Kayıtlar

Haller ~ Cezbe

Haller Cezbe'dir.. Kendine ersin, varsın gelsin diye Aşıkları.. Gelmeyeceksen, Haller ile Marifet gibi oyun oynama, boşa yorma, yorulma.. Hangi Hal imiş ki O, Zatına Vuslat bulunsun!

Ne vakitte..

Çalılıktan Düzlüğe, Dünya'dan Huzuruna, Esma'dan Müsemma'ya ne vakitte varırsın..

Tayyi Mekan.. Tayyi Zaman..

Sana senden yakın olana hangi mesafede ne derece ne kadar tayyi mekan tayyi zaman yapabiliyorsun?.. Mesele varsa, İlim, Aşk, Muhabbet meselesi..

İhtiyaç.. Muhtaç..

İhtiyacın giderildiğinde unutuyorsan, neye ihtiyacın olduğunun İlminden gafilsin demektir.

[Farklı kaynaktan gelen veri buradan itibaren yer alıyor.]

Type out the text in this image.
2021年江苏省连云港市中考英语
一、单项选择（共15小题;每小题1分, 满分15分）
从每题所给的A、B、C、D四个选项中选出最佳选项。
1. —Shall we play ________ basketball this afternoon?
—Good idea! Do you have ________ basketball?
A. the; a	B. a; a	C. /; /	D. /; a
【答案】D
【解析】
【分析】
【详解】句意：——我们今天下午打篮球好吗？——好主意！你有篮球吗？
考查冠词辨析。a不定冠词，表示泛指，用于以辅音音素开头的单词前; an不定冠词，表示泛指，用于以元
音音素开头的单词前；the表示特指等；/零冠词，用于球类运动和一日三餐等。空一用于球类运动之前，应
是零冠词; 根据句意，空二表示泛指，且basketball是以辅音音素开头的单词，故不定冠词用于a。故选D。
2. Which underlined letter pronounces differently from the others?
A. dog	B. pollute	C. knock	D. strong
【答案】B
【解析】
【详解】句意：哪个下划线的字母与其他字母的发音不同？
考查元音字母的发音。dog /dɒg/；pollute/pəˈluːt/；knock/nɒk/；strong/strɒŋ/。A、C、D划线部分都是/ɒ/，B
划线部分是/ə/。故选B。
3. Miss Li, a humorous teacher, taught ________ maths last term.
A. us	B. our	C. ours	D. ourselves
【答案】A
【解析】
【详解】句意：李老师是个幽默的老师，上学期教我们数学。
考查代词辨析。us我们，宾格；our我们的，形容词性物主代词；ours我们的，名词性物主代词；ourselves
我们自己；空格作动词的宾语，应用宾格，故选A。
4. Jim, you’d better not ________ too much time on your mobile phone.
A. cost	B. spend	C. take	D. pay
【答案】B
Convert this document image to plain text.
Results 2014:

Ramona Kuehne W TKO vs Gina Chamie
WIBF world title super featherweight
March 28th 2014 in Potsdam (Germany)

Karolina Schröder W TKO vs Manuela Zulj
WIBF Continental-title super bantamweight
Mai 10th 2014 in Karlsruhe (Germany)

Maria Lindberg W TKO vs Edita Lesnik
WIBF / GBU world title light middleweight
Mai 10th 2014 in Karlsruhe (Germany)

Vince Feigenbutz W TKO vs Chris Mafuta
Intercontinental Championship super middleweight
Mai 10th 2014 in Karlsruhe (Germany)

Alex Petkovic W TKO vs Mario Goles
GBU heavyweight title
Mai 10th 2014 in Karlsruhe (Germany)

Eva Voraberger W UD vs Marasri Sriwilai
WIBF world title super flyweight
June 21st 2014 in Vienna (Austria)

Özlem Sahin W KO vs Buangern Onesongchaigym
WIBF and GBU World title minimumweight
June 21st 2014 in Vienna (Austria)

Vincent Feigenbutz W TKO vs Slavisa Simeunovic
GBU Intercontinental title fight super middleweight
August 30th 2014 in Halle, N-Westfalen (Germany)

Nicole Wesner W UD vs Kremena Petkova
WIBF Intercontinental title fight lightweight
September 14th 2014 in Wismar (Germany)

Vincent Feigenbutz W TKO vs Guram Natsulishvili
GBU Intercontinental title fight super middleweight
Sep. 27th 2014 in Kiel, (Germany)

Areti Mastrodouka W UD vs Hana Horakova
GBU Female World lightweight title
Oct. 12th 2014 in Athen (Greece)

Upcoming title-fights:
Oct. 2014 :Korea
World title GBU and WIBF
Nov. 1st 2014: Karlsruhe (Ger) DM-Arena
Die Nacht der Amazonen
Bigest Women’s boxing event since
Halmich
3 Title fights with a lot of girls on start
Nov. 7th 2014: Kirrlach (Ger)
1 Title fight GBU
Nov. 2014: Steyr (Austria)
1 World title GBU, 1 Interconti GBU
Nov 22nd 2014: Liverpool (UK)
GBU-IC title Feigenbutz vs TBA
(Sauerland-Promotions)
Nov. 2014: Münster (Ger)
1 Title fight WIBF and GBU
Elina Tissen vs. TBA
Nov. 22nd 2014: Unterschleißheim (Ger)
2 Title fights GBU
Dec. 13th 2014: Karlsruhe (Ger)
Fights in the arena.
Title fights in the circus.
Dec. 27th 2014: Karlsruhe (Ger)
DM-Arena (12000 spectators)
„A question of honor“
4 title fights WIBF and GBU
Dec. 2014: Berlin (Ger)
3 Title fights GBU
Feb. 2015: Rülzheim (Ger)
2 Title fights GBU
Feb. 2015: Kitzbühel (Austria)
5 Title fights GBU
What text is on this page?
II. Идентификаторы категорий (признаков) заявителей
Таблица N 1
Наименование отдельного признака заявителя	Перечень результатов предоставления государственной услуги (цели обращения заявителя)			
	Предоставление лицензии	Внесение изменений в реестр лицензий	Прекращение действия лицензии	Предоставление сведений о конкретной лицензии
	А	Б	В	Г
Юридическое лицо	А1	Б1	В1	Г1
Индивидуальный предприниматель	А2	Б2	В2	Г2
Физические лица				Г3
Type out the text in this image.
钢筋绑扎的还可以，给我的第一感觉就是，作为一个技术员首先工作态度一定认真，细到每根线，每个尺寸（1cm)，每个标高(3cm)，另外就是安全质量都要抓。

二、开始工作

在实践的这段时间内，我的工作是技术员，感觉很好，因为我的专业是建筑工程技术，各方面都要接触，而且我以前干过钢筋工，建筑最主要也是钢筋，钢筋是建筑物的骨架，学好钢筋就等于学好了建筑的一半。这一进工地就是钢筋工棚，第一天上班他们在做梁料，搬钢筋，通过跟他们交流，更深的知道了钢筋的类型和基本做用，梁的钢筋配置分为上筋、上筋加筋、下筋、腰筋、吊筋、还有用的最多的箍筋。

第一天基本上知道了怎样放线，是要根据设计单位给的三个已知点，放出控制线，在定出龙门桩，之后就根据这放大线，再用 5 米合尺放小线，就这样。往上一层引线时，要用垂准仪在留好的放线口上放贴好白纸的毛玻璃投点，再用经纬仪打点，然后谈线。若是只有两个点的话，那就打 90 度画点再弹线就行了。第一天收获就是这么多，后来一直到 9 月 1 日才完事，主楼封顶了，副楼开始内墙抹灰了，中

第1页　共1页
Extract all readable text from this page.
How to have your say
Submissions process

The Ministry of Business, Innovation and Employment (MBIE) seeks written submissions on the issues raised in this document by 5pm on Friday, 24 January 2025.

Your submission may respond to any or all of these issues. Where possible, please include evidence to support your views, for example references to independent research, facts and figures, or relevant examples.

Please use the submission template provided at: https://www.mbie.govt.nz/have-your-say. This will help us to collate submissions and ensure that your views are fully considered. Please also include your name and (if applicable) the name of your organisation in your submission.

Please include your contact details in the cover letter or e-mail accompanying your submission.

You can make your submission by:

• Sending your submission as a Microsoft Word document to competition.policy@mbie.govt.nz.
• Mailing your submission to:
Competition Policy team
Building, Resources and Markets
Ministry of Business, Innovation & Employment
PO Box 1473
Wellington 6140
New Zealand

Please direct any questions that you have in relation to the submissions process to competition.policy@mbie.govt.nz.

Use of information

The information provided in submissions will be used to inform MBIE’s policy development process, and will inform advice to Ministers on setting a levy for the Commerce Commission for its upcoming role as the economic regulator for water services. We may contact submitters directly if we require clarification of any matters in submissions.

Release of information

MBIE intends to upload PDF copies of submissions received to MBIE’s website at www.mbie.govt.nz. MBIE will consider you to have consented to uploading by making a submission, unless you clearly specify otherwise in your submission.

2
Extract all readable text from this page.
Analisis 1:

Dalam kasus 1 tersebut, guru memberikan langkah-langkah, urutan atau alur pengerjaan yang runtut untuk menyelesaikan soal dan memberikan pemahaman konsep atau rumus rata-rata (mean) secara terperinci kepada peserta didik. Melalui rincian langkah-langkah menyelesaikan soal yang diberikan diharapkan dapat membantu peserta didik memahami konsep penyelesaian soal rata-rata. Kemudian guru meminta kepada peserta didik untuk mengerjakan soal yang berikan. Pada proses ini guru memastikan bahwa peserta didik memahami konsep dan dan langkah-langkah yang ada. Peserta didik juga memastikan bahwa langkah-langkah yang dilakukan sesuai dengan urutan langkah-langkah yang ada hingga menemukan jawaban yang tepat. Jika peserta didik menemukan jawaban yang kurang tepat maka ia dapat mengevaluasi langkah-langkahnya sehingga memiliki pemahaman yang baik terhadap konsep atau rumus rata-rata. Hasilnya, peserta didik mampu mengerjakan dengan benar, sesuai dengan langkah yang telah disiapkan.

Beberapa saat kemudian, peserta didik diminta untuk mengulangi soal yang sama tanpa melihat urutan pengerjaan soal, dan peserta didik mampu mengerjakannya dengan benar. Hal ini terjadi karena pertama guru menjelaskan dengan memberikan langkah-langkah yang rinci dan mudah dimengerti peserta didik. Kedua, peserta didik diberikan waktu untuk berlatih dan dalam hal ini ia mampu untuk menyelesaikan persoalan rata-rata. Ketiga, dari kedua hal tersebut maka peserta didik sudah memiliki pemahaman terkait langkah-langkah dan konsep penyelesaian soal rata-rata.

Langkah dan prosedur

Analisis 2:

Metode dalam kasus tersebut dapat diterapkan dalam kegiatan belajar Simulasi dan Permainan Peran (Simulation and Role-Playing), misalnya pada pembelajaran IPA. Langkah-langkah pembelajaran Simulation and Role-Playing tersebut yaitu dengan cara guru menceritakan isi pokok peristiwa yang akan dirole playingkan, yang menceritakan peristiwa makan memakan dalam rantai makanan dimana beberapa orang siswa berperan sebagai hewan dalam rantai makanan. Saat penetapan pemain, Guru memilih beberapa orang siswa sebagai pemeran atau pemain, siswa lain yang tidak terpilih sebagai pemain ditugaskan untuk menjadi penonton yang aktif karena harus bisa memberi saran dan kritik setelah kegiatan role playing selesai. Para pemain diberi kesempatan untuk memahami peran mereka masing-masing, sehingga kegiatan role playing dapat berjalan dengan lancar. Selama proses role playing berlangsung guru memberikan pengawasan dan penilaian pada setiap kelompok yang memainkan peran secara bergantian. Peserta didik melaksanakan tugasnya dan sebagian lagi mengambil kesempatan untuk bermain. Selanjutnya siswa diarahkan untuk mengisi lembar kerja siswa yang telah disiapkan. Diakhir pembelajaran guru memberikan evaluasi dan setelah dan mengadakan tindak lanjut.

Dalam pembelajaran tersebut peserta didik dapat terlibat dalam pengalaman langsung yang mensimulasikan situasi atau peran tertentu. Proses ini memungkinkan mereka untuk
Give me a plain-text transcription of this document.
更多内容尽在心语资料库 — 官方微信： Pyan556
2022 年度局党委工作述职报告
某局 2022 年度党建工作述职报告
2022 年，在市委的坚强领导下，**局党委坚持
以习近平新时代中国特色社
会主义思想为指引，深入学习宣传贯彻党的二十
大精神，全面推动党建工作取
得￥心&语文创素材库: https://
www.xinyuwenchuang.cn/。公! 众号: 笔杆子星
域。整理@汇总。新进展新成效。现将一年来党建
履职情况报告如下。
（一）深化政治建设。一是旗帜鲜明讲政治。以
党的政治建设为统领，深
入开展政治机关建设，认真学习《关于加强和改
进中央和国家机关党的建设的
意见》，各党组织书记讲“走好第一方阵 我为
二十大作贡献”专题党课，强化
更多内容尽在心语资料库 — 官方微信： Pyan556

Mesela Sabır, nedir?.. Acaba hangi Esma?.. Hangi Müsemma! Marifetullah?

Yaratıcı ~ Min Ruhi ~ Esma - Müsemma

Başta sen bir yaratılmış iken, yaratılışı sevmeme gafletine düşme. Yaratmayı sevmese, veya maksadı sadece Sanat olsa, üstüne bir de Ruh vermezdi.. Taş, Bitki, Solucan kadar bile Canı Aklı olsa, yine yaratmış.. Bir de İnsan'ı, Seni düşün, Kendinden Ruh vermiş. Hatta neredeyse hepsi Senin için.. Öyle ki, Yaratılışı sevmese, bu Kendini sevmemek gibi olurdu. Sevilmeyene dahi izin vermiş, olsun demiş; neticede Af'fa, Merhamet'e, Sabr'a, Şefkat'e, Akl'a, Adalete, Aşk'a varır iş.. Yani yine Kendine.. Sen, yeter ki Yerini, yani Hakkı bil!.. Celalinde de Tatlılık bulur seversin o zaman.. Kim Aşık kim Maşuk kim Zalim?..; yerini bil de Kafirlerin başına gelen gibi fazla Naz Maşuk usandırmasın! Hangi Esma'sı Çirkin, Kötü buldun?.. Hangi Müsemma'ya vardın! Yerini bil Yerini!

Hu

Bir de O'nu düşünme derler.. Nasıl ifade edeyim Aşkım; Sendeki belirsizliği.. Cemalinde Eşsiz, Celalinde Eşsizsin.. Senden gayrı Kim çıkar, Bu dibi görünmez kuyu tuzağından..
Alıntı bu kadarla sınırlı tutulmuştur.